Ceci ne signifie pas que J. Ratzinger – ou Bonaventure – firent siennes quelques-unes des interprétations spécifiques de Joachim. Mais que J. Ratzinger, comme Bonaventure, sont entrés dans un « dialogue critique » avec sa conception générale – que l’histoire a une forme et un sens – que lui, J. Ratzinger, comme Bonaventure, prirent très au sérieux.

J’ai mon idée sur la façon dont J. Ratzinger prit au sérieux ces questions. J’ai effectué moi-même une thèse de doctorat sur « l’influence de la pensée de Joachim de Flore sur les premiers Franciscains ».

Lorsque je fis la connaissance de Joseph Ratzinger, en automne 1984, je lui dis que j’étais en train d’étudier avec intérêt son livre sur saint Bonaventure, et il me répondit : « Ah ! Vous êtes bien le seul à Rome à avoir lu mon livre ».

Ensuite, il m’expliqua que la théologie de la libération du père franciscain brésilien Leonardo Boff était une « forme moderne » de joaquinisme – un désir de voir au sein de l’histoire un nouvel ordre de société humaine.

C’est pourquoi je suis persuadé que J. Ratzinger prit très au sérieux ses recherches sur Bonaventure.

J. Ratzinger avait près de 30 ans lorsqu’il obtint son diplôme, le 21 février 1957, non sans soulever des controverses.

En fait, le jury académique chargé d’évaluer son travail rejeta la partie « critique » de sa thèse, si bien qu’il fut contraint de faire des coupes et de l’éditer, en ne présentant que la partie historique, centrée sur l’analyse de la relation entre saint Bonaventure et Joachim de Flore.

Le professeur de J. Ratzinger, Michael Schmaus, pensa que l’interprétation qu’il donnait du concept de la révélation chez Bonaventure trahissait « un dangereux modernisme qui allait conduire à subjectiviser le concept de révélation », comme le rappelle J. Ratzinger lui-même dans son autobiographie, Milestones : Memoirs 1927-1977. (J. Ratzinger pensa, et pense encore, que les critiques de Schmaus n’étaient pas fondées)

Qu’est-ce que J. Ratzinger trouva chez Bonaventure pour susciter une telle controverse ?
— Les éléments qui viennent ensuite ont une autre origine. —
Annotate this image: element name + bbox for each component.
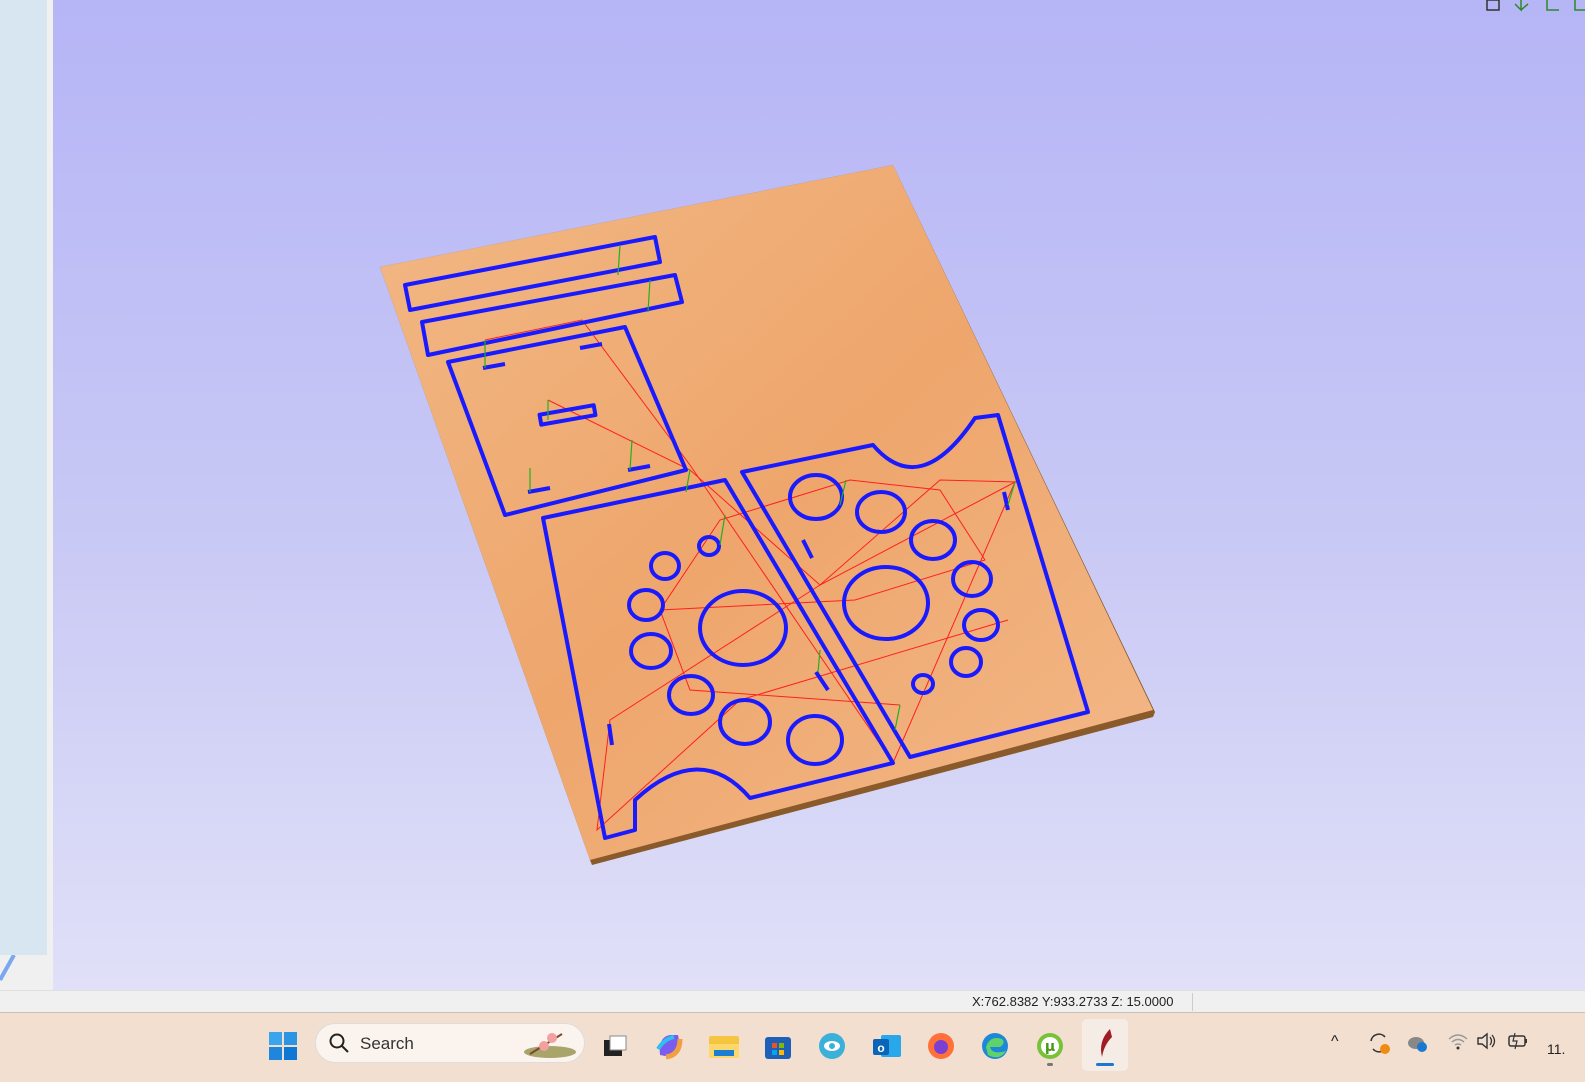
start-icon[interactable] [266, 1029, 300, 1063]
wifi-icon[interactable] [1447, 1031, 1469, 1051]
store-icon[interactable] [761, 1029, 795, 1063]
left-panel-footer [0, 955, 47, 990]
clock[interactable]: 11. [1547, 1041, 1565, 1057]
search-highlight-icon [524, 1033, 576, 1058]
cursor-coordinates: X:762.8382 Y:933.2733 Z: 15.0000 [972, 994, 1174, 1009]
volume-icon[interactable] [1476, 1031, 1498, 1051]
svg-text:o: o [877, 1041, 884, 1055]
utorrent-icon[interactable]: µ [1033, 1029, 1067, 1063]
search-placeholder: Search [360, 1034, 414, 1053]
toolpath-preview [380, 165, 1155, 865]
firefox-icon[interactable] [924, 1029, 958, 1063]
3d-viewport[interactable] [53, 0, 1585, 990]
edge-icon[interactable] [978, 1029, 1012, 1063]
task-view-icon[interactable] [597, 1029, 631, 1063]
file-explorer-icon[interactable] [707, 1029, 741, 1063]
active-app-button[interactable] [1082, 1019, 1128, 1071]
status-bar: X:762.8382 Y:933.2733 Z: 15.0000 [0, 990, 1585, 1013]
copilot-icon[interactable] [652, 1029, 686, 1063]
status-separator [1192, 993, 1193, 1011]
show-hidden-icons[interactable]: ^ [1331, 1033, 1339, 1051]
sync-icon[interactable] [1367, 1031, 1391, 1055]
outlook-icon[interactable]: o [870, 1029, 904, 1063]
app-icon[interactable] [815, 1029, 849, 1063]
battery-icon[interactable] [1506, 1031, 1530, 1051]
running-indicator [1047, 1063, 1053, 1066]
search-icon [329, 1033, 349, 1053]
taskbar: Search o µ ^ 11. [0, 1012, 1585, 1082]
cloud-info-icon[interactable] [1406, 1031, 1430, 1055]
cnc-app-icon [1101, 1029, 1112, 1057]
left-panel [0, 0, 47, 955]
search-box[interactable]: Search [315, 1023, 585, 1063]
svg-text:µ: µ [1045, 1039, 1055, 1055]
Pour lui, le concept de révélation chez Bonaventure ne signifiait pas ce qu’il signifie pour nous aujourd’hui, c’est-à-dire « la totalité du contenu révélé de la foi ».

J. Ratzinger pensait que, pour Bonaventure, le mot « révélation » a toujours impliqué l’idée d’action – autrement dit la révélation signifie l’acte par lequel Dieu se révèle lui-même et pas simplement le résultat de cette action.
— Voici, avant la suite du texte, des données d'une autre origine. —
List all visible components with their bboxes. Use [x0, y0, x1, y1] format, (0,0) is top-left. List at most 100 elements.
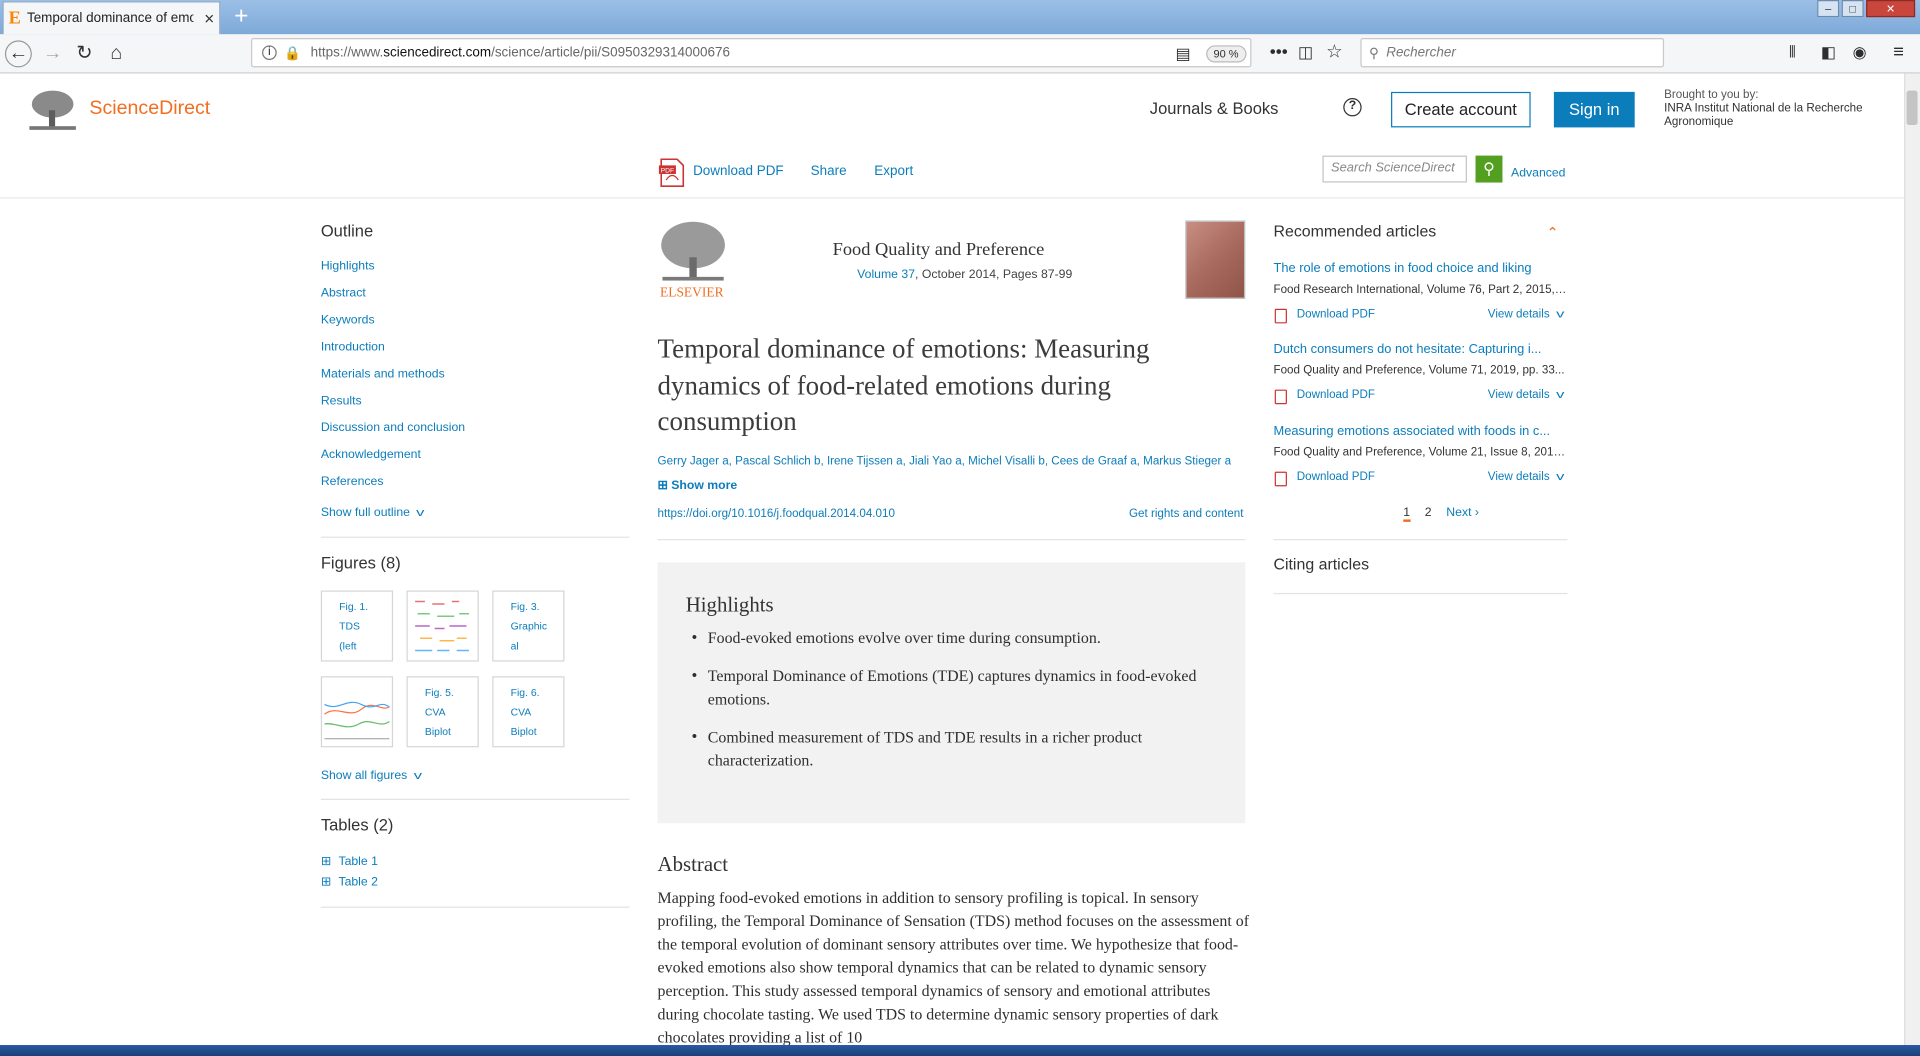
recommended-article-title[interactable]: Measuring emotions associated with foods…: [1273, 424, 1564, 439]
minimize-icon[interactable]: –: [1817, 0, 1840, 18]
next-page-link[interactable]: Next ›: [1446, 506, 1479, 522]
os-taskbar: [0, 1045, 1920, 1056]
export-link[interactable]: Export: [874, 164, 913, 179]
svg-text:PDF: PDF: [661, 168, 674, 175]
view-details-link[interactable]: View details v: [1488, 388, 1564, 401]
reload-icon[interactable]: ↻: [71, 40, 98, 67]
bookmark-star-icon[interactable]: ☆: [1326, 40, 1342, 63]
outline-item-references[interactable]: References: [321, 475, 384, 488]
outline-item-methods[interactable]: Materials and methods: [321, 368, 445, 381]
author-list[interactable]: Gerry Jager a, Pascal Schlich b, Irene T…: [658, 455, 1232, 468]
sciencedirect-brand[interactable]: ScienceDirect: [89, 98, 210, 120]
scrollbar-thumb[interactable]: [1906, 90, 1918, 125]
figure-4-preview: [324, 701, 390, 740]
pdf-icon: [1274, 389, 1287, 405]
citing-articles-heading[interactable]: Citing articles: [1273, 555, 1369, 573]
table-link-1[interactable]: ⊞ Table 1: [321, 855, 378, 868]
recommended-article-title[interactable]: The role of emotions in food choice and …: [1273, 261, 1564, 276]
outline-item-discussion[interactable]: Discussion and conclusion: [321, 421, 465, 434]
rights-link[interactable]: Get rights and content: [1129, 507, 1243, 520]
help-icon[interactable]: ?: [1343, 98, 1362, 117]
share-link[interactable]: Share: [811, 164, 847, 179]
recommended-download-pdf[interactable]: Download PDF: [1297, 388, 1375, 401]
volume-link[interactable]: Volume 37: [857, 268, 915, 281]
zoom-level[interactable]: 90 %: [1206, 45, 1246, 63]
create-account-button[interactable]: Create account: [1391, 91, 1531, 128]
figure-thumb-4[interactable]: [320, 676, 394, 748]
browser-tab[interactable]: E Temporal dominance of emoti ×: [2, 1, 221, 35]
sidebar-icon[interactable]: ◧: [1821, 43, 1836, 63]
bullet-icon: •: [691, 727, 697, 745]
pdf-icon[interactable]: PDF: [658, 158, 686, 188]
journals-books-link[interactable]: Journals & Books: [1150, 99, 1279, 117]
outline-item-acknowledgement[interactable]: Acknowledgement: [321, 448, 421, 461]
sign-in-button[interactable]: Sign in: [1553, 91, 1635, 128]
address-bar[interactable]: i 🔒 https://www.sciencedirect.com/scienc…: [251, 37, 1252, 68]
page-2[interactable]: 2: [1425, 506, 1432, 522]
pocket-icon[interactable]: ◫: [1298, 43, 1313, 63]
page-actions-icon[interactable]: •••: [1270, 42, 1288, 62]
chevron-right-icon: ›: [1474, 505, 1479, 520]
figure-thumb-1[interactable]: Fig. 1. TDS (left: [320, 590, 394, 662]
table-icon: ⊞: [320, 875, 332, 890]
divider: [1273, 592, 1568, 595]
recommended-article-title[interactable]: Dutch consumers do not hesitate: Capturi…: [1273, 342, 1564, 357]
forward-button[interactable]: →: [39, 40, 66, 67]
home-icon[interactable]: ⌂: [103, 40, 130, 67]
menu-icon[interactable]: ≡: [1893, 42, 1904, 63]
page-scrollbar[interactable]: [1904, 73, 1920, 1046]
journal-cover-image[interactable]: [1185, 220, 1246, 299]
page-1[interactable]: 1: [1403, 506, 1411, 522]
view-details-link[interactable]: View details v: [1488, 308, 1564, 321]
recommended-article-source: Food Quality and Preference, Volume 71, …: [1273, 363, 1565, 378]
recommended-heading: Recommended articles: [1273, 221, 1437, 241]
elsevier-tree-logo-icon[interactable]: [26, 88, 79, 133]
view-details-link[interactable]: View details v: [1488, 470, 1564, 483]
divider: [657, 539, 1246, 541]
account-icon[interactable]: ◉: [1853, 43, 1867, 63]
institution-name: INRA Institut National de la Recherche A…: [1664, 101, 1863, 129]
article-title: Temporal dominance of emotions: Measurin…: [657, 333, 1150, 437]
divider: [320, 906, 630, 908]
figure-thumb-2[interactable]: [406, 590, 479, 662]
journal-title-link[interactable]: Food Quality and Preference: [833, 240, 1045, 261]
bullet-icon: •: [691, 666, 697, 684]
highlight-item: Combined measurement of TDS and TDE resu…: [707, 727, 1143, 770]
divider: [320, 536, 630, 538]
search-button[interactable]: ⚲: [1475, 155, 1503, 183]
close-tab-icon[interactable]: ×: [204, 9, 214, 29]
show-all-figures-link[interactable]: Show all figures v: [321, 769, 422, 782]
reader-view-icon[interactable]: ▤: [1176, 44, 1191, 64]
pdf-icon: [1274, 471, 1287, 487]
figure-thumb-3[interactable]: Fig. 3. Graphic al: [492, 590, 565, 662]
table-link-2[interactable]: ⊞ Table 2: [321, 876, 378, 889]
recommended-download-pdf[interactable]: Download PDF: [1297, 470, 1375, 483]
library-icon[interactable]: ⫴: [1789, 43, 1796, 63]
chevron-up-icon[interactable]: ⌃: [1547, 224, 1559, 241]
figure-thumb-6[interactable]: Fig. 6. CVA Biplot: [492, 676, 565, 748]
abstract-heading: Abstract: [657, 852, 729, 876]
show-full-outline-link[interactable]: Show full outline v: [321, 506, 424, 519]
advanced-search-link[interactable]: Advanced: [1511, 167, 1565, 180]
info-icon[interactable]: i: [262, 45, 277, 61]
highlight-item: Food-evoked emotions evolve over time du…: [707, 628, 1101, 647]
elsevier-logo-icon[interactable]: ELSEVIER: [658, 221, 729, 299]
outline-item-abstract[interactable]: Abstract: [321, 287, 366, 300]
outline-item-keywords[interactable]: Keywords: [321, 314, 375, 327]
sciencedirect-search-input[interactable]: Search ScienceDirect: [1322, 155, 1467, 183]
maximize-icon[interactable]: □: [1841, 0, 1864, 18]
outline-item-results[interactable]: Results: [321, 394, 362, 407]
figure-thumb-5[interactable]: Fig. 5. CVA Biplot: [406, 676, 479, 748]
doi-link[interactable]: https://doi.org/10.1016/j.foodqual.2014.…: [658, 507, 895, 520]
svg-text:ELSEVIER: ELSEVIER: [660, 284, 724, 298]
new-tab-button[interactable]: +: [228, 2, 255, 29]
figure-2-preview: [415, 600, 469, 652]
download-pdf-link[interactable]: Download PDF: [693, 164, 784, 179]
outline-item-highlights[interactable]: Highlights: [321, 260, 375, 273]
close-window-icon[interactable]: ✕: [1866, 0, 1916, 18]
outline-item-introduction[interactable]: Introduction: [321, 341, 385, 354]
browser-search-input[interactable]: ⚲ Rechercher: [1360, 37, 1665, 68]
recommended-download-pdf[interactable]: Download PDF: [1297, 308, 1375, 321]
show-more-button[interactable]: ⊞ Show more: [658, 479, 738, 492]
back-button[interactable]: ←: [4, 40, 32, 68]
Pourquoi est-ce si important ?

J. Ratzinger a écrit dans Milestones : « Parce qu’il en est ainsi, le concept de ‘révélation’ implique toujours un sujet qui reçoit : là où il n’y a personne pour recevoir la ‘révélation’, il n’y a pas de révélation, parce qu’aucun voile n’a été retiré. Par définition, la révélation requiert quelqu’un qui l’appréhende ».

Et quelle importance ?

« Ces intuitions », poursuivit J. Ratzinger, « acquises à travers ma lecture de Bonaventure, s’avérèrent extrêmement précieuses plus tard pour moi lors du débat conciliaire sur la révélation, l’Ecriture, et la Tradition. Parce que, si Bonaventure a raison, alors la révélation précède l’Ecriture et devient déposée dans l’Ecriture, mais sans être simplement identique à elle. Ce qui veut dire que la révélation est toujours quelque chose de plus grand que ce qui est simplement écrit. Et cela signifie encore qu’il ne peut y avoir quelque chose comme la pure sola Scrittura [« l’ l’Ecriture seule »], car un élément essentiel de l’Ecriture est l’Eglise en tant que sujet, et avec ceci le sens fondamental de la Tradition est déjà donné ».

Essentiellement, ce que J. Ratzinger a appris de Bonaventure a modifié et complété ce qu’il avait appris d’ Augustin.

Si la pensée d’Augustin souligne la continuité du christianisme avec la philosophie classique, et la « raisonnabilité » de la foi chrétienne s’opposant à la superstition païenne, la pensée de Bonaventure a mis en relief le contraste entre christianisme et philosophie classique, en fait a condamné l’inutilité de la philosophie classique, avec son concept d’éternité du monde et d’ « éternel retour » de toutes choses, parce qu’il lui manquait la vérité révélée d’un « acteur divin ».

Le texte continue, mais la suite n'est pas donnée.